The problem with software
Developing my own socket abstraction library has revealed a number of interesting issues with typical software platforms.
Specifically software compatibility and the incremental release systems used by companies like Microsoft for their Windows operating system.
I decided to make my socket library IPv6 compatible. Windows XP SP2 has support for IPv6. However, this support is lacking some functions that are accepted as standard calls for IPv6 in the BSD socket library. Most of these functions only exist on Vista. This means that anyone wanting to create IPv4 / 6 compatible applications must ensure that any code path they take, doesn’t expose them selves to Vista only functionality. This usually means using legacy functions or calling a larger number of functions in place of a single one that isn’t backward compatible.
Another issue is the fact that functionality is rarely back ported by companies like Microsoft. Vista has a redesigned IP stack with support for IPv4 / 6 and dual-stack, meaning a single socket can support connections from both IPv4 and IPv6 addresses. But if you want to be able to run your own piece of software on a decent number of machines, you can’t use this functionality as it does not exist in XP. Meaning that all software must cater to the lowest common denominator.

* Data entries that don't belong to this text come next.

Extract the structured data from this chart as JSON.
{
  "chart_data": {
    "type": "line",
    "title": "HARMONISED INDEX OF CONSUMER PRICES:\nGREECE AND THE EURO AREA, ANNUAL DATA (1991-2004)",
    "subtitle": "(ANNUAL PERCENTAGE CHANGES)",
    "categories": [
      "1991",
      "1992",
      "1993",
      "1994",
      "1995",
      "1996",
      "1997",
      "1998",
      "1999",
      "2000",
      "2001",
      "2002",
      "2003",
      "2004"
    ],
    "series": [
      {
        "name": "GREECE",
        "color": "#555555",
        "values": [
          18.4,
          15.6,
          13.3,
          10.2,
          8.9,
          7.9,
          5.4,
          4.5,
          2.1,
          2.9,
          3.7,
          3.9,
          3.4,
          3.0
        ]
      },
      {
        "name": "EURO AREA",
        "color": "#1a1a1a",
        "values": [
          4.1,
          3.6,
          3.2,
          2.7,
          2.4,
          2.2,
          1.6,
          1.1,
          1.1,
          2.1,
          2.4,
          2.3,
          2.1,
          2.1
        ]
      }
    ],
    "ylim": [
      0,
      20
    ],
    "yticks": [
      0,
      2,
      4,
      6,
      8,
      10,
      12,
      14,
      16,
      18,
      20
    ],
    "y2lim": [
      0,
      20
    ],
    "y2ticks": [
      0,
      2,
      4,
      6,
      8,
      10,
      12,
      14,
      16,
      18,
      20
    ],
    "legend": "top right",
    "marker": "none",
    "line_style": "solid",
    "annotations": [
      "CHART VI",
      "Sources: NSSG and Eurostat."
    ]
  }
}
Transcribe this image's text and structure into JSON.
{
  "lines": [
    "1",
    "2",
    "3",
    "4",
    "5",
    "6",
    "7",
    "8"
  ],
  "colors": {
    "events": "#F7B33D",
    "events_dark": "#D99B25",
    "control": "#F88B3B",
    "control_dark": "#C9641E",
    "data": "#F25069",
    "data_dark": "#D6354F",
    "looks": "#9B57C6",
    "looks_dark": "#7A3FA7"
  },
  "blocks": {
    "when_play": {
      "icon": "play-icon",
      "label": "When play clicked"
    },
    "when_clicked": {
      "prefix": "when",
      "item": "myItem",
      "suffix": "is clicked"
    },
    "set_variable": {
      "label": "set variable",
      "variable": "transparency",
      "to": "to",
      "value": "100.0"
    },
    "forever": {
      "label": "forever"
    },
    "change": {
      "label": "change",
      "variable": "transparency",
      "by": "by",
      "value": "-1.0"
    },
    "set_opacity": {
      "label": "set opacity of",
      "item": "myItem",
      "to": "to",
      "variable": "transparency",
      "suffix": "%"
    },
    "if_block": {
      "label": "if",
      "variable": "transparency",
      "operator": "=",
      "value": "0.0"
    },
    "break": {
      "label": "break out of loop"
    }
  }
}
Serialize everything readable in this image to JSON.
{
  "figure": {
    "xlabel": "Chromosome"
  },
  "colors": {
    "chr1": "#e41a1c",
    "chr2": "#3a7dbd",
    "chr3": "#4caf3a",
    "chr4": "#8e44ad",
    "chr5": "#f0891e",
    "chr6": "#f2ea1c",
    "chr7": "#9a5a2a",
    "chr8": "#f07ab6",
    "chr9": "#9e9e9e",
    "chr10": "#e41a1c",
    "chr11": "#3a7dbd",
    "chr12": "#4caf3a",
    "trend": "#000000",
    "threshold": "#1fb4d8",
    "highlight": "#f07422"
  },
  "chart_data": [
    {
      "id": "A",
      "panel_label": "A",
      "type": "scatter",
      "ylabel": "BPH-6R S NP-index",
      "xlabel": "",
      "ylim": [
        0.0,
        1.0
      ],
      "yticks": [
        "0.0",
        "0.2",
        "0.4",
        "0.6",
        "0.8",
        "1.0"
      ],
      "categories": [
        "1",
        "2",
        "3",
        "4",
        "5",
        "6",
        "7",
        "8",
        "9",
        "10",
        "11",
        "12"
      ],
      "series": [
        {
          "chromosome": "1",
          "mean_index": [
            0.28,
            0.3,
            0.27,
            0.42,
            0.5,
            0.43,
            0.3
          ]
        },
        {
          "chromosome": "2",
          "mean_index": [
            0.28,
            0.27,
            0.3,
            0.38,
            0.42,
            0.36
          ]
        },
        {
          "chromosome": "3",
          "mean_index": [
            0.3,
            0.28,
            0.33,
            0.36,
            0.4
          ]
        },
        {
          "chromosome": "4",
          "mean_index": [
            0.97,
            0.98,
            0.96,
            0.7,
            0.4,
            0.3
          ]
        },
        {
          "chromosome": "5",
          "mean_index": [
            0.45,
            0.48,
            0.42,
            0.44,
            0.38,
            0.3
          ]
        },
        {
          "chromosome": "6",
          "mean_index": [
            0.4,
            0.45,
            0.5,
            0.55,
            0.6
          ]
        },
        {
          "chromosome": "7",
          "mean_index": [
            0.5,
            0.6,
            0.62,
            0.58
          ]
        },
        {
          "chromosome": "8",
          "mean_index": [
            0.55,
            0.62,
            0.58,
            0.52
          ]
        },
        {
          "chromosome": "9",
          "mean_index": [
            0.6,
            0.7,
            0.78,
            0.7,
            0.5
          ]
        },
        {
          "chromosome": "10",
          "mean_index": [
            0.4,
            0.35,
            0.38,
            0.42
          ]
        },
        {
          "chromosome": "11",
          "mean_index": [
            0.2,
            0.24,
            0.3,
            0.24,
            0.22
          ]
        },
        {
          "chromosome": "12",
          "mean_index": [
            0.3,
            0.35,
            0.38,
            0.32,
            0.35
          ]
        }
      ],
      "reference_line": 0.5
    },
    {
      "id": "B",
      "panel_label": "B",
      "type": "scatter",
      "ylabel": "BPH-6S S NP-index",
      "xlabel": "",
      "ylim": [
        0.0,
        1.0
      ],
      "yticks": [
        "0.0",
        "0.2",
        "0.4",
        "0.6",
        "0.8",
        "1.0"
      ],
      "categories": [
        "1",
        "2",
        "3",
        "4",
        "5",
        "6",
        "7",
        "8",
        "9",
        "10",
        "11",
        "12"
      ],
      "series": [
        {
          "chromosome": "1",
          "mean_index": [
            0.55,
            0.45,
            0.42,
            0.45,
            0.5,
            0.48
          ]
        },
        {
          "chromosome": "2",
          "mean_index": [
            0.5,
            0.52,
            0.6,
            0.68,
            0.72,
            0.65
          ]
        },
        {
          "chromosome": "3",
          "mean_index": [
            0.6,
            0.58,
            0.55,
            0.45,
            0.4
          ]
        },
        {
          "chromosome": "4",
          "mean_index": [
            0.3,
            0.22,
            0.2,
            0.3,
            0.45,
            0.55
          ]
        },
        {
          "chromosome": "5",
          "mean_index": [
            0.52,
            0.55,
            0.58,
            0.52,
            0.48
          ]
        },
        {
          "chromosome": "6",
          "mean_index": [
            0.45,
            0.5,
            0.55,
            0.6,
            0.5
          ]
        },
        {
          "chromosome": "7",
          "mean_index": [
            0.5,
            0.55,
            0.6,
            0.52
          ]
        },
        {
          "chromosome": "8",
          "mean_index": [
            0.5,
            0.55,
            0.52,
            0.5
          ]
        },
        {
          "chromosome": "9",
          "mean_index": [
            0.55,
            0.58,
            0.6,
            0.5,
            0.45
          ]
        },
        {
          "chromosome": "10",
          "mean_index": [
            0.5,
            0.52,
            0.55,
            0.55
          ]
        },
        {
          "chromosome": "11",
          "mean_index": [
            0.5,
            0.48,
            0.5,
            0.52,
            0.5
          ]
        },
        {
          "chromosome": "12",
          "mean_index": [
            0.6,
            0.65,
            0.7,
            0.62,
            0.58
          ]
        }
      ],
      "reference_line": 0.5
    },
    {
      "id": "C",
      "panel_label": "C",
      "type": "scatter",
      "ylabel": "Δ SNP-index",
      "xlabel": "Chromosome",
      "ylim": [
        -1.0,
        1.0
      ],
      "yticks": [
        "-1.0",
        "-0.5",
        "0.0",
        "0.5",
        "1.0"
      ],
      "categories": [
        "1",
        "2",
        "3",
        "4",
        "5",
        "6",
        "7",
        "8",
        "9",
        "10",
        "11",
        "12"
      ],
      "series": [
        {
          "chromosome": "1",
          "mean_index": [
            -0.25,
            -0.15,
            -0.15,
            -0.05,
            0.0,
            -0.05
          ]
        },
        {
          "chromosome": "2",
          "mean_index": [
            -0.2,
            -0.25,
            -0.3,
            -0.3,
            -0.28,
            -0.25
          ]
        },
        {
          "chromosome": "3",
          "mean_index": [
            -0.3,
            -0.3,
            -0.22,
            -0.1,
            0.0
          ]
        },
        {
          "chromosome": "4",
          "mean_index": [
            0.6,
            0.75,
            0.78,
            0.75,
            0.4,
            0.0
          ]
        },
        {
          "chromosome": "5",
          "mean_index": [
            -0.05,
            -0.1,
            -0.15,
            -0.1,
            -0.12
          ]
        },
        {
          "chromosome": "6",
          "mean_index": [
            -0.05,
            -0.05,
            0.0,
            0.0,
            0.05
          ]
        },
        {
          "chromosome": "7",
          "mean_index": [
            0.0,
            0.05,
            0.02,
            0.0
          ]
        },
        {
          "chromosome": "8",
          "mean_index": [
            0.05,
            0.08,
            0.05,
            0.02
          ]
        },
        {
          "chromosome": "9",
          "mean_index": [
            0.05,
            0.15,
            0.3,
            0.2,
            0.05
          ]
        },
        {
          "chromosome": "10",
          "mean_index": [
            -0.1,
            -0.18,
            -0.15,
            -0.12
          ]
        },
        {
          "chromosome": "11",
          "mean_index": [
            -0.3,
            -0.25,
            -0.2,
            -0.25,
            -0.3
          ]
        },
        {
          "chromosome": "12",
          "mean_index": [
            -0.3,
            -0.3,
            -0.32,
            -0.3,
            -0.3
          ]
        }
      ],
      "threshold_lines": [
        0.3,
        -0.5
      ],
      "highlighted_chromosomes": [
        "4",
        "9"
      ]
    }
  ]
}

Microsoft seem to refuse to back port many of their updates in hopes of forcing people to upgrade to the poorly received Windows Vista. This can be seen in the blatant attempts of locking Halo 2 and Shadow Run to Vista only when the code itself ran fine on XP. This was exposed when a cracking group later removed the Vista only check from a DLL.
Not only is this bad for users, but it’s bad for developers. Having to maintain multiple code paths or reduce code to legacy functions to try and maintain a decent amount of compatibility with users is frustrating at best and a security risk at worst.
The same can be said for applications. No one wants to support an application for ever, but there need to be migration paths available. Software that is no longer commercially viable or maintained needs to be released to the community, or at least under contract to the users, so they have a hope of either continuing to maintain the software in-house or develop a migration strategy when they it is feasible to do so.
This is all too often seen in games that don’t work on Vista of which at least half of my recent game library is included (StarForce, Safedisc and Securom I’m looking at you!) and even on Linux with closed binary games released for 2.2 Kernels which require strange work arounds and antiquated glibc shared objects to run.
Linux suffers from the reverse problem, it is in constant flux. But the open nature of Linux and it’s applications mitigate this as maintainers quickly update their code to work. Closed source binaries like the Nvidia graphics drivers tend to break frequently with X.Org and kernel changes requiring users to hold back until Nvidia go through their release process for updated drivers. This is not a fault of Linux, but the closed nature of most commercial software development models which are not designed to work in this way.
One solution for maintaining compatibility without changing business models or releasing code publically, is something along the lines of GNU HURD which is unfortunately not going to be in a usable state any time soon. GNU HURD lies ontop of a basic micro kernel and runs “services”. In this model, previous compatibility layers, such as Windows 98, Windows XP, etc, could be run as another “service” instead of a library that emulates previous behavior which cannot be guaranteed to provide all the quirks needed to run the software that used the original functions. This effectively means that you could have multiple Windows versions running in parallel, all working together without issue (hopefully). Things such as file system operations, networking, etc. are exposed as other services, mitigating any issue of compatibility being lost without having to maintain older “services”.
Unfortunately, GNU HURD’s development has been going on for 20 odd years and the last I looked they were wanting to move to another micro-kernel and even consider another re-write. It looks like it won’t see the light of day any time soon which I find very sad for such a promising piece of software.
Software developers cannot forget what they are doing. Not only are they running a business, but they are providing a service. If they can no longer provide that service efficiently, then they need give the ability to some one else. The simplest way to do that is to release software as open source once it is no longer commercially viable.